‘Het is nog niet voorbij,’ zei hij.
Ze trok de slee naar achteren en verwijderde de laatste kogel uit de kamer. ‘Voor mij wel.’
De deur klemde. Ze moest hem met een ruk opentrekken. Carl Phillips stond achter in de recherchekamer. Hij tilde zijn pet even op toen Lena naar buiten kwam.
Marla liet haar stoel ronddraaien en met haar armen over haar forse boezem volgde ze Lena’s gang door het vertrek. Ze bukte zich en drukte op de zoemer voor de poort. ‘Opgeruimd staat netjes.’
Eigenlijk had er iets aan Lena moeten trekken, een soort loyaliteit waardoor ze nog één keer omkeek, maar ze liep naar het parkeerterrein en zoog de vochtige novemberlucht op met het gevoel dat ze zich eindelijk had bevrijd uit de ergst denkbare gevangenis.
Ze ademde diep in. Haar longen schokten. Het weer was wat opgeklaard, en een krachtige, koude wind droogde het zweet op haar gezicht. Ze zag alles heel scherp. In haar oren klonk gezoem. Ze voelde haar hart ratelen in haar borstkas, maar ze dwong zichzelf om door te lopen.
Haar Celica stond helemaal achteraan geparkeerd. Ze keek Main Street in. Even brak de avondzon door en dompelde alles in een surrealistisch blauw schijnsel. Lena vroeg zich af hoeveel dagen van haar leven ze deze akelige winkelstraat op en neer was gereden. De hogeschool. De ijzerwarenzaak. De stomerij. De dameskledingwinkel. Het leek allemaal zo klein, zo zonder betekenis. Dit stadje had haar zoveel ontnomen: haar zus, haar mentor en nu haar penning. Ze had niets meer wat ze kon geven. Ze kon alleen nog overnieuw beginnen.

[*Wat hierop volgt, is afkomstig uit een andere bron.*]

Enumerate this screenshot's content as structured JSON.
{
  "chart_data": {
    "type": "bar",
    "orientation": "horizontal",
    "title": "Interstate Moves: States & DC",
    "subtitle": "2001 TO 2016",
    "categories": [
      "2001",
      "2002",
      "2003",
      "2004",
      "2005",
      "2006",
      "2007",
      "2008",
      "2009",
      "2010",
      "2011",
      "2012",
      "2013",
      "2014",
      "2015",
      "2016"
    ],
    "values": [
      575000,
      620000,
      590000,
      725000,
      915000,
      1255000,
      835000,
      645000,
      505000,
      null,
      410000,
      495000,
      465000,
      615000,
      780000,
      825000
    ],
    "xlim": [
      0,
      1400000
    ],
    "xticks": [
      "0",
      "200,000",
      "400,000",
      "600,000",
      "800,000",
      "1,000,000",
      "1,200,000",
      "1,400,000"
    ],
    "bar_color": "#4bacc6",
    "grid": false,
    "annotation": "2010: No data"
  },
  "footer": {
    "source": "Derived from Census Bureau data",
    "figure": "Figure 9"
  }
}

Aan de overkant van de straat zag ze de kinderkliniek van Heartsdale. De super-de-luxe bmw van Hareton Earnshaw nam twee plekken op het parkeerterrein in beslag.
Lena liet haar Celica staan en stak de straat over. De oude Burgess zwaaide naar haar van achter het raam van de stomerij. Lena zwaaide terug terwijl ze de heuvel naar de kliniek op sjouwde. Haar hand deed verschrikkelijk pijn. Ze kon echt niet meer wachten tot ze de volgende ochtend naar het ziekenhuis ging.

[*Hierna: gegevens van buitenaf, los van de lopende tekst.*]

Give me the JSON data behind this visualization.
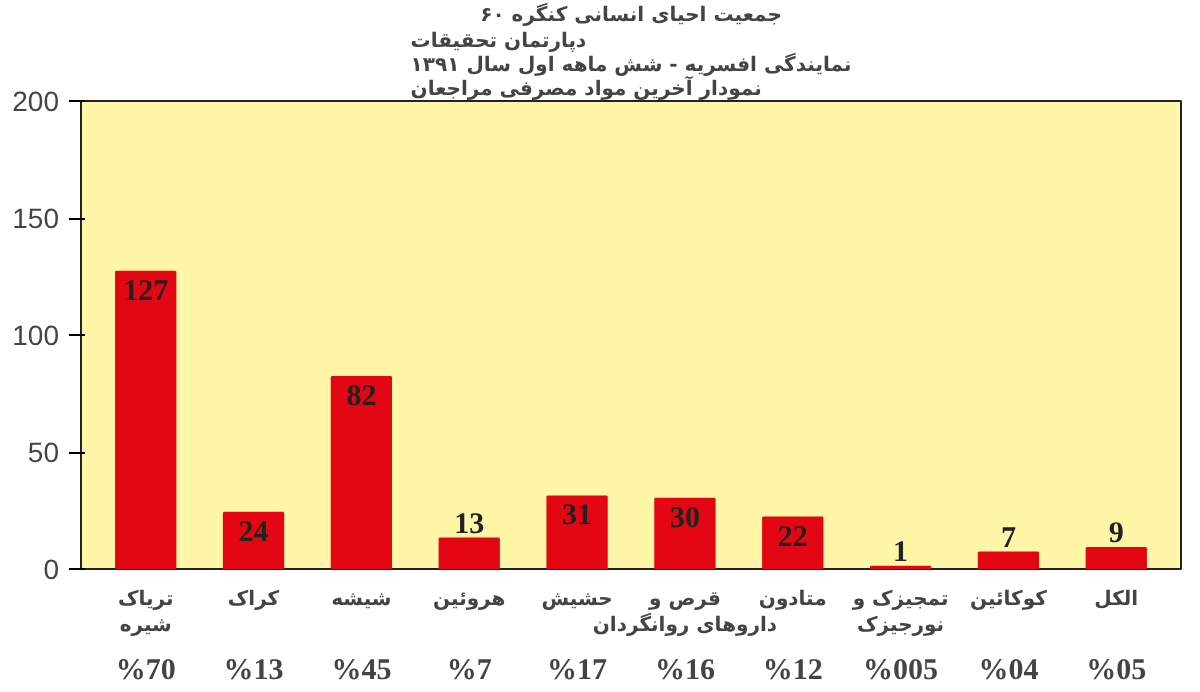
{
  "chart_data": {
    "type": "bar",
    "title": "جمعیت احیای انسانی کنگره ۶۰",
    "subtitle": "دپارتمان تحقیقات\nنمایندگی افسریه - شش ماهه اول سال ۱۳۹۱\nنمودار آخرین مواد مصرفی مراجعان",
    "categories": [
      "تریاک\nشیره",
      "کراک",
      "شیشه",
      "هروئین",
      "حشیش",
      "قرص و\nداروهای روانگردان",
      "متادون",
      "تمجیزک و\nنورجیزک",
      "کوکائین",
      "الکل"
    ],
    "values": [
      127,
      24,
      82,
      13,
      31,
      30,
      22,
      1,
      7,
      9
    ],
    "color": "#e30613",
    "data_labels": true,
    "annotations": [
      "%70",
      "%13",
      "%45",
      "%7",
      "%17",
      "%16",
      "%12",
      "%005",
      "%04",
      "%05"
    ],
    "ylim": [
      0,
      200
    ],
    "yticks": [
      0,
      50,
      100,
      150,
      200
    ],
    "grid": false
  }
}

Toen Sara er nog de scepter zwaaide was de kliniek altijd goed onderhouden geweest. Inmiddels ging het bergafwaarts met het gebouw. De oprit had al jaren geen hogedrukspuit meer gezien. De verf op de lijsten bladderde en de kleur was vervaagd. De goten zaten zo verstopt met bladeren en andere troep dat het water langs de zijkant van het gebouw naar beneden stroomde.
Lena volgde de bordjes naar de achteringang. In het dode gras lagen goedkope stapstenen. Ooit hadden hier wilde bloemen gebloeid. Nu liep er alleen een modderpad naar de beek achter het terrein. Door de stortregens was die in een razende rivier veranderd die de kliniek dreigde te overspoelen. Erosie had ingezet. De beek was nu minstens vijf meter breder en half zo diep.
Ze drukte op de bel naast de achterdeur en wachtte. Hare had een deel van het gebouw gehuurd nadat Sara was vertrokken. Onwillekeurig bedacht Lena dat Sara haar neef nooit naast zich zou hebben geduld toen zij het nog voor het zeggen had in de kliniek. Ze waren hecht, maar iedereen wist dat Hare een ander soort arts was dan Sara. Hij zag het vak als een baan terwijl het voor Sara een roeping was. Lena hoopte dat dat nog steeds het geval was, dat Hare haar als betalende patiënt in plaats van als bloedvijand zou beschouwen.
Opnieuw drukte Lena op de bel. Ze hoorde hem binnen overgaan, boven het zachte gemurmel van een radio uit. Ze probeerde haar hand te buigen. Er zat steeds minder beweging in. Haar vingers waren dik en opgezwollen. Ze hees haar mouw op en kreunde. Over haar onderarm liepen rode strepen.
‘Shit,’ mompelde Lena. Ze legde haar hand tegen haar wang. Alles gloeide. Haar maag brandde. De afgelopen twee uur had ze zich al verre van goed gevoeld, maar nu leek alles tegelijk te komen.
Haar telefoon ging. Lena zag Jareds nummer. Voor ze opnam, drukte ze nog één keer op de deurbel. ‘Hoi.’